Przedsiębiorcy chcą ułatwień w zatrudnianiu cudzoziemców
– Naszym celem jest zmniejszenie obciążeń pracodawców przy jednoczesnym zapewnieniu cudzoziemcom odpowiednich warunków pracy. Deficyt pracowników, którzy rozpatrują wnioski w urzędach w znacznym stopniu spowalnia proces zatrudniania cudzoziemców, ale nie jest to jedyna przeszkoda dla pracodawców – mówi Robert Lisicki, radca prawny, dyrektor departamentu pracy Konfederacji Lewiatan.
Postulowane rozwiązania
Konfederacja Lewiatan postuluje wprowadzenie następujących rozwiązań:
1. Wydłużenie okresu, na który rejestrowane jest oświadczenie o powierzeniu wykonywania pracy z 6 do 18 miesięcy.
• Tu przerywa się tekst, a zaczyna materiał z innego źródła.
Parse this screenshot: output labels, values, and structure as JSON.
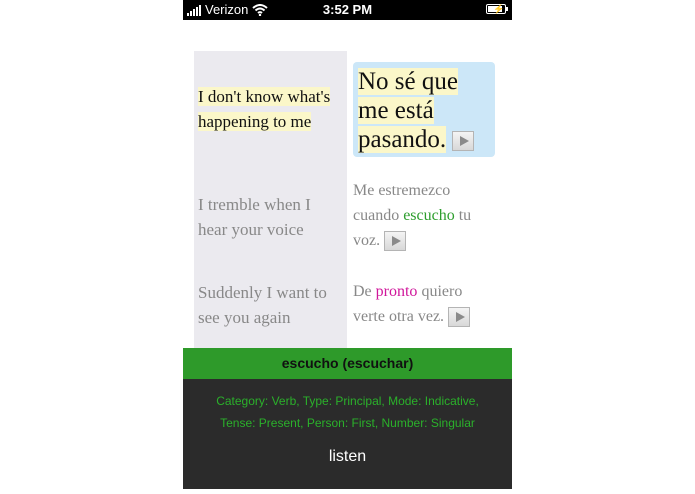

Oświadczenia są obecnie bardzo dobrze uregulowaną i uszczelnioną procedurą legalizacji zatrudnienia. Wydłużenie tego okresu znacznie odciążyłoby nie tylko powiatowe urzędy pracy, ale również urzędy wojewódzkie rozpatrujące wnioski o zezwolenia na pracę. Zatory, z którymi spotykamy się w urzędach wojewódzkich paraliżują realizację zadań przedsiębiorców.
2. Wprowadzenie maksymalnego terminu 7 dni (od dnia złożenia wniosku o wydanie zezwolenia na pobyt i pracę) na umieszczenie w dokumencie podróży odcisku stempla. Jego umieszczenie powinno poprzedzać sprawdzenie czy wszystkie dokumenty są przedłożone, a nie weryfikowanie ich treści. Dodatkowo, aby skrócić kolejki do złożenia wniosku, w części urzędów, należy rozważyć możliwość rejestrowania wniosku drogą elektroniczną.
3. Stosowanie jednolitych wytycznych we wszystkich urzędach dotyczących listy dokumentów, które należy dołączyć do wniosków o zezwolenia na pracę oraz zezwolenia na pobyt i pracę. Obecnie sytuacja jest nieprzewidywalna, nie dość że urzędy oczekują różnych dokumentów to również wymagania zmieniają się w czasie.
4. Odejście od konieczności przejścia pełnej procedury zezwolenia na pracę, na pracę i pobyt w przypadku oferowania cudzoziemcowi docelowo innego stanowiska pracy w ramach struktury firmy.
Konkurujemy o pracowników z innymi krajami
Nie jesteśmy jedynym krajem konkurującym o pracowników na rynkach poza UE. Od 2020 roku będą obowiązywały nowe przepisy, które znacznie ułatwią dostęp do niemieckiego rynku pracy pracownikom spoza Unii Europejskiej. Są one odpowiedzią na rosnące potrzeby zatrudnieniowe naszego zachodniego sąsiada. Eksperci szacują, że udogodnienia te przyciągną od 500 tys. do nawet miliona pracowników z Ukrainy. W Czechach kandydaci spoza EU mogą ubiegać się o tzw. employee card umożliwiającą pobyt i pracę przez okres nie dłuższy niż 2 lata, rozpatrzenie wniosków ma trwać nie dłużej niż 60 dni.
– Ostatnie ze wspomnianych rozwiązań dotyczące legalizacji pobytu i pracy już dziś ogranicza napływ do Polski nowych kandydatów do pracy, w szczególności, z Ukrainy. Wynagrodzenia w Czechach przewyższają polskie. Jeśli dołączymy do tego skomplikowaną i ciągnącą się w czasie procedurę administracyjną obowiązującą w Polsce, nasi pracodawcy stoją na przegranej pozycji – mówi Agnieszka Zielińska, kierownik Polskiego Forum HR.